Detective Morgan whips a cell phone out of her pocket and shows the video screen to us. “I’ve got a terrible memory, girls, do you mind if I record this?”
“Sure,” Maddy says, then darts her eyes to me with an apologetic expression. Detective Morgan seems to note this with interest and flashes me a crooked smile before turning back to Maddy. “You don’t need your friend’s permission.”
Tai glances down at the cell phone. “Oh my God, is that an iPhone 4? I didn’t know they still made those. Or that it was legal
to record minors making statements on them.”
The detective’s smile brightens. “Witness statements. Do I have your permission, or shall we go to the station and call your parents in?”
“Go for it,” Tai says, hugging herself and shivering.
The others nod, but I hesitate for just a nanosecond. Jenny is one thing, but I don’t have much faith in cops otherwise. I spent half of eighth grade talking to various police officers and it was a hellish experience. On the other hand, I would go to extraordinary lengths to avoid involving my parents.
“Fine,” I say.
Detective Morgan laughs. The sound is nasal and abrasive. “Are you sure?”
The cold is beginning to wear on me and I can’t help impatience and annoyance from saturating my voice. “Yeah. Go ahead, Maddy.”
But Bernadette’s not finished with me. She points to Maddy’s soaked, balled-up cape in my hands. “Did you remove that from the water?”
“Yes. But it wasn’t there when we got here.”
“How did it get there?”
I feel my face growing warm despite the cold of the night. “I threw it in.”
The detective sucks her cheek into her mouth and nods. “As one does. I’ll need to take it.”
Shit. This is how it starts. Little things like that.
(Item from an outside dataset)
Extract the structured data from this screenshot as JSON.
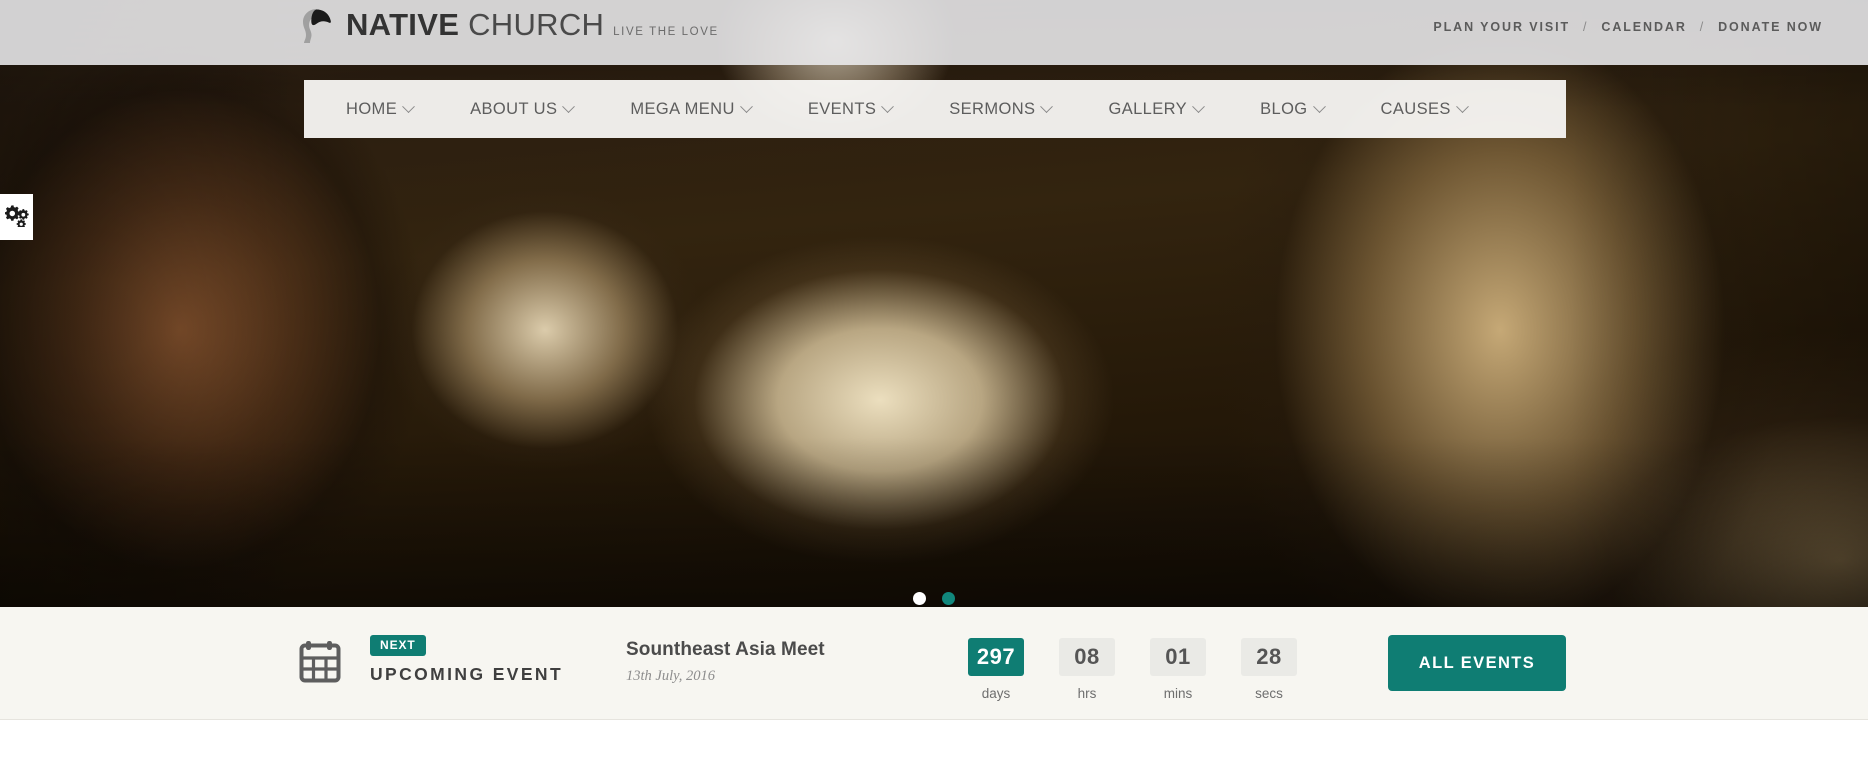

I extend the cape to her, but she calls over her shoulder and a short man wearing blue nitrite gloves appears and places it in a plastic bag.
She turns back to Maddy. “From the beginning.”
“We came out here to go swimming. Brie ran ahead. I heard her scream and—”
“Who’s Brie?” Detective Morgan points the cell phone camera at us one by one. Brie raises her hand.
“—and we found a body floating in the water next to her. Then Kay told me to call Dr. Klein before the police,” Maddy finishes.
“No I didn’t.” My voice comes out hard and shivery. “Brie did.”
Detective Morgan turns to me and runs the camera over me slowly from head to foot, scanning carefully over my scratched-up skin. “You’re Kay,” she says, with an odd smile.